If I gave in, crumbled, tumbled down like night falling into your arms, would you catch me and put the stars back in the sky? What if I am not as strong as you would want me to be? I’m not interested in being twisted by a dare, I am afraid to care too much. I know that you are not playing. I know that your aim is true. I need time to reorganize my head, rid myself of dread and own myself again, before I can give myself to you, and mean it the way that you want me to. I am afraid to have you think less of me and be a prisoner of that. I am afraid of the power that you have and what you have awakened in me. I have to keep control of it now, keep the tides on their schedules and the planets where they belong. I listen to the old songs and all the words fall like soft rain on the water , disappearing inside, indistinguishable one from the other in the moments of the storm and this is how I see myself with you.
The Wolf was standing in the street, massive black and charcoal, looking at me, you, looking at me. You are The Wolf, standing between me and he who walked in the shadows, so much purpose in his stride, how could I not be frightened? I did not know he always takes his steps that way, always going somewhere, always meaning business.

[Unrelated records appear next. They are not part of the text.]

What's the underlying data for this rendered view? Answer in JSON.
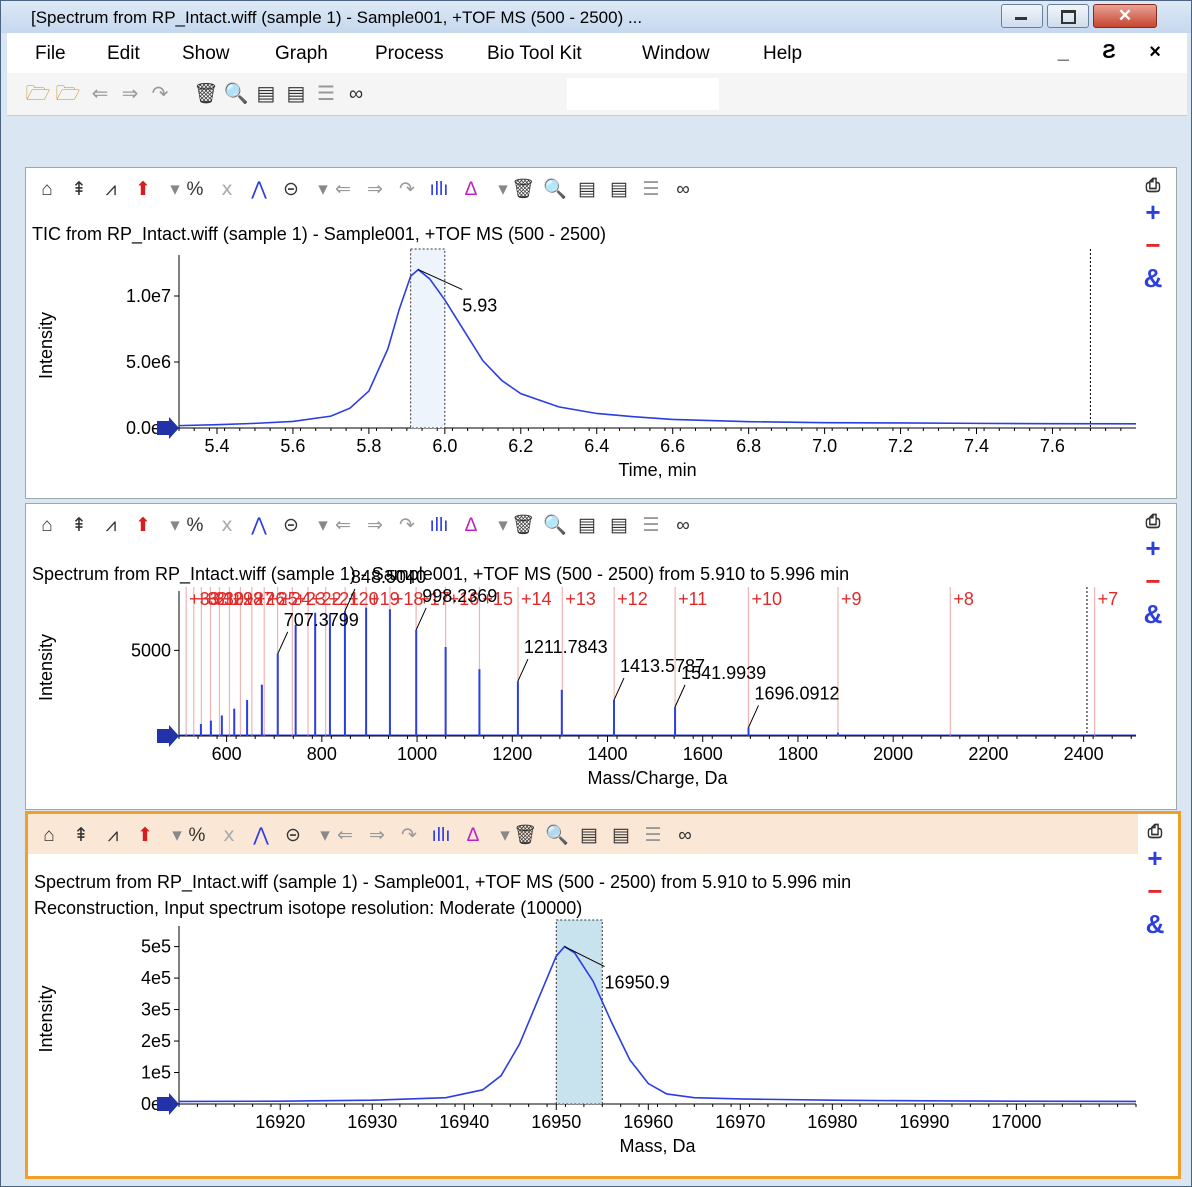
{
  "window": {
    "title": "[Spectrum from RP_Intact.wiff (sample 1) - Sample001, +TOF MS (500 - 2500) ...",
    "buttons": [
      "minimize",
      "maximize",
      "close"
    ]
  },
  "menu": {
    "items": [
      "File",
      "Edit",
      "Show",
      "Graph",
      "Process",
      "Bio Tool Kit",
      "Window",
      "Help"
    ],
    "mdi_controls": "_ Ƨ ×"
  },
  "toolbar": {
    "icons": [
      "open-folder-icon",
      "open-folder-alt-icon",
      "back-icon",
      "forward-icon",
      "forward-alt-icon",
      "delete-icon",
      "zoom-icon",
      "window-icon",
      "window-alt-icon",
      "lines-icon",
      "binoculars-icon"
    ]
  },
  "pane_toolbar_icons": [
    "home-icon",
    "extract-icon",
    "peak-icon",
    "arrow-up-icon",
    "dropdown-icon",
    "percent-icon",
    "xxx-icon",
    "spectrum-icon",
    "link-icon",
    "dropdown-icon",
    "back-icon",
    "forward-icon",
    "forward-alt-icon",
    "bar-chart-icon",
    "peak-label-icon",
    "dropdown-icon",
    "delete-icon",
    "zoom-icon",
    "window-icon",
    "window-alt-icon",
    "lines-icon",
    "binoculars-icon"
  ],
  "side_buttons": {
    "add": "+",
    "remove": "−",
    "overlay": "&"
  },
  "panes": [
    {
      "title": "TIC from RP_Intact.wiff (sample 1) - Sample001, +TOF MS (500 - 2500)",
      "chart_data": {
        "type": "line",
        "xlabel": "Time, min",
        "ylabel": "Intensity",
        "xlim": [
          5.3,
          7.82
        ],
        "ylim": [
          0,
          12500000
        ],
        "xticks": [
          5.4,
          5.6,
          5.8,
          6.0,
          6.2,
          6.4,
          6.6,
          6.8,
          7.0,
          7.2,
          7.4,
          7.6
        ],
        "xtick_labels": [
          "5.4",
          "5.6",
          "5.8",
          "6.0",
          "6.2",
          "6.4",
          "6.6",
          "6.8",
          "7.0",
          "7.2",
          "7.4",
          "7.6"
        ],
        "yticks": [
          0,
          5000000,
          10000000
        ],
        "ytick_labels": [
          "0.0e0",
          "5.0e6",
          "1.0e7"
        ],
        "series": [
          {
            "x": [
              5.3,
              5.4,
              5.5,
              5.6,
              5.7,
              5.75,
              5.8,
              5.85,
              5.88,
              5.91,
              5.93,
              5.96,
              6.0,
              6.05,
              6.1,
              6.15,
              6.2,
              6.3,
              6.4,
              6.5,
              6.6,
              6.8,
              7.0,
              7.2,
              7.4,
              7.6,
              7.82
            ],
            "y": [
              180000,
              250000,
              350000,
              500000,
              900000,
              1500000,
              2800000,
              6000000,
              9000000,
              11500000,
              12000000,
              11300000,
              9700000,
              7400000,
              5100000,
              3600000,
              2600000,
              1600000,
              1100000,
              850000,
              650000,
              480000,
              400000,
              380000,
              350000,
              330000,
              320000
            ]
          }
        ],
        "peak_label": {
          "x": 5.93,
          "y": 12000000,
          "text": "5.93"
        },
        "selection": [
          5.91,
          6.0
        ],
        "marker_line_x": 7.7
      }
    },
    {
      "title": "Spectrum from RP_Intact.wiff (sample 1) - Sample001, +TOF MS (500 - 2500) from 5.910 to 5.996 min",
      "chart_data": {
        "type": "bar",
        "xlabel": "Mass/Charge, Da",
        "ylabel": "Intensity",
        "xlim": [
          500,
          2510
        ],
        "ylim": [
          0,
          8000
        ],
        "xticks": [
          600,
          800,
          1000,
          1200,
          1400,
          1600,
          1800,
          2000,
          2200,
          2400
        ],
        "xtick_labels": [
          "600",
          "800",
          "1000",
          "1200",
          "1400",
          "1600",
          "1800",
          "2000",
          "2200",
          "2400"
        ],
        "yticks": [
          0,
          5000
        ],
        "ytick_labels": [
          "0",
          "5000"
        ],
        "peaks": [
          {
            "mz": 546,
            "i": 700
          },
          {
            "mz": 567,
            "i": 900
          },
          {
            "mz": 590,
            "i": 1200
          },
          {
            "mz": 616,
            "i": 1600
          },
          {
            "mz": 643,
            "i": 2100
          },
          {
            "mz": 674,
            "i": 3000
          },
          {
            "mz": 707.4,
            "i": 4800
          },
          {
            "mz": 745,
            "i": 6500
          },
          {
            "mz": 786,
            "i": 7200
          },
          {
            "mz": 817,
            "i": 7100
          },
          {
            "mz": 848.5,
            "i": 7300
          },
          {
            "mz": 893,
            "i": 7500
          },
          {
            "mz": 943,
            "i": 7400
          },
          {
            "mz": 998.2,
            "i": 6200
          },
          {
            "mz": 1060,
            "i": 5200
          },
          {
            "mz": 1131,
            "i": 3900
          },
          {
            "mz": 1211.8,
            "i": 3200
          },
          {
            "mz": 1304,
            "i": 2700
          },
          {
            "mz": 1413.6,
            "i": 2100
          },
          {
            "mz": 1541.9,
            "i": 1700
          },
          {
            "mz": 1696.1,
            "i": 500
          },
          {
            "mz": 1884,
            "i": 200
          }
        ],
        "peak_labels": [
          {
            "mz": 707.4,
            "i": 4800,
            "text": "707.3799"
          },
          {
            "mz": 848.5,
            "i": 7300,
            "text": "848.5040"
          },
          {
            "mz": 998.2,
            "i": 6200,
            "text": "998.2369"
          },
          {
            "mz": 1211.8,
            "i": 3200,
            "text": "1211.7843"
          },
          {
            "mz": 1413.6,
            "i": 2100,
            "text": "1413.5787"
          },
          {
            "mz": 1541.9,
            "i": 1700,
            "text": "1541.9939"
          },
          {
            "mz": 1696.1,
            "i": 500,
            "text": "1696.0912"
          }
        ],
        "charge_states": [
          {
            "mz": 2423,
            "label": "+7"
          },
          {
            "mz": 2120,
            "label": "+8"
          },
          {
            "mz": 1884,
            "label": "+9"
          },
          {
            "mz": 1696,
            "label": "+10"
          },
          {
            "mz": 1542,
            "label": "+11"
          },
          {
            "mz": 1414,
            "label": "+12"
          },
          {
            "mz": 1305,
            "label": "+13"
          },
          {
            "mz": 1212,
            "label": "+14"
          },
          {
            "mz": 1131,
            "label": "+15"
          },
          {
            "mz": 1060,
            "label": "+16"
          },
          {
            "mz": 998,
            "label": "+17"
          },
          {
            "mz": 943,
            "label": "+18"
          },
          {
            "mz": 893,
            "label": "+19"
          },
          {
            "mz": 849,
            "label": "+20"
          },
          {
            "mz": 808,
            "label": "+21"
          },
          {
            "mz": 771,
            "label": "+22"
          },
          {
            "mz": 738,
            "label": "+23"
          },
          {
            "mz": 707,
            "label": "+24"
          },
          {
            "mz": 679,
            "label": "+25"
          },
          {
            "mz": 653,
            "label": "+26"
          },
          {
            "mz": 629,
            "label": "+27"
          },
          {
            "mz": 606,
            "label": "+28"
          },
          {
            "mz": 585,
            "label": "+29"
          },
          {
            "mz": 566,
            "label": "+30"
          },
          {
            "mz": 547,
            "label": "+31"
          },
          {
            "mz": 531,
            "label": "+32"
          },
          {
            "mz": 515,
            "label": "+33"
          }
        ],
        "marker_line_x": 2407
      }
    },
    {
      "title": "Spectrum from RP_Intact.wiff (sample 1) - Sample001, +TOF MS (500 - 2500) from 5.910 to 5.996 min",
      "subtitle": "Reconstruction, Input spectrum isotope resolution: Moderate (10000)",
      "chart_data": {
        "type": "line",
        "xlabel": "Mass, Da",
        "ylabel": "Intensity",
        "xlim": [
          16909,
          17013
        ],
        "ylim": [
          0,
          540000
        ],
        "xticks": [
          16920,
          16930,
          16940,
          16950,
          16960,
          16970,
          16980,
          16990,
          17000
        ],
        "xtick_labels": [
          "16920",
          "16930",
          "16940",
          "16950",
          "16960",
          "16970",
          "16980",
          "16990",
          "17000"
        ],
        "yticks": [
          0,
          100000,
          200000,
          300000,
          400000,
          500000
        ],
        "ytick_labels": [
          "0e0",
          "1e5",
          "2e5",
          "3e5",
          "4e5",
          "5e5"
        ],
        "series": [
          {
            "x": [
              16909,
              16920,
              16930,
              16938,
              16942,
              16944,
              16946,
              16948,
              16950,
              16950.9,
              16952,
              16954,
              16956,
              16958,
              16960,
              16962,
              16965,
              16970,
              16980,
              16990,
              17000,
              17013
            ],
            "y": [
              8000,
              9000,
              12000,
              20000,
              45000,
              90000,
              190000,
              330000,
              470000,
              500000,
              480000,
              390000,
              260000,
              140000,
              65000,
              32000,
              20000,
              16000,
              12000,
              10000,
              9000,
              8000
            ]
          }
        ],
        "peak_label": {
          "x": 16950.9,
          "y": 500000,
          "text": "16950.9"
        },
        "selection": [
          16950,
          16955
        ]
      }
    }
  ]
}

You had seen them take me away. Sitting there in the back of that car never having felt so precious, never having felt so inside myself, on the verge of sliding my soul through the door to escape, on the verge of hysterical laughter screaming until I was free from my body and streaking down the street on white light rails, my body would have disappeared out of the car then and that son of a bitch in the drivers seat would have had a lot of explaining to do later on.
I am in too deep. You have done exactly what you intended to do, transformed in the moonlight to let me know it had been you all along. The Wolf in the footlights, the Wolf down the driveway, the Wolf in the air , the whispers, words and dreams I dreamed of Paris after dark and swing sets in the park listening to a Skylark sing a spark to a dirge, you there in between keeping me safe in whatever way you could, hiding yourself in the contrasting shades of day and night, the way I had learned, not understanding what I was until that night. Looking at my hands, seeing my nails growing that way, watching my feet swelling, busting the shoes away until I was barefoot again, feeling the little spikes that felt like needles poking through my skin from underneath it. Thinking that I was dying, instead of being born, instead of transforming.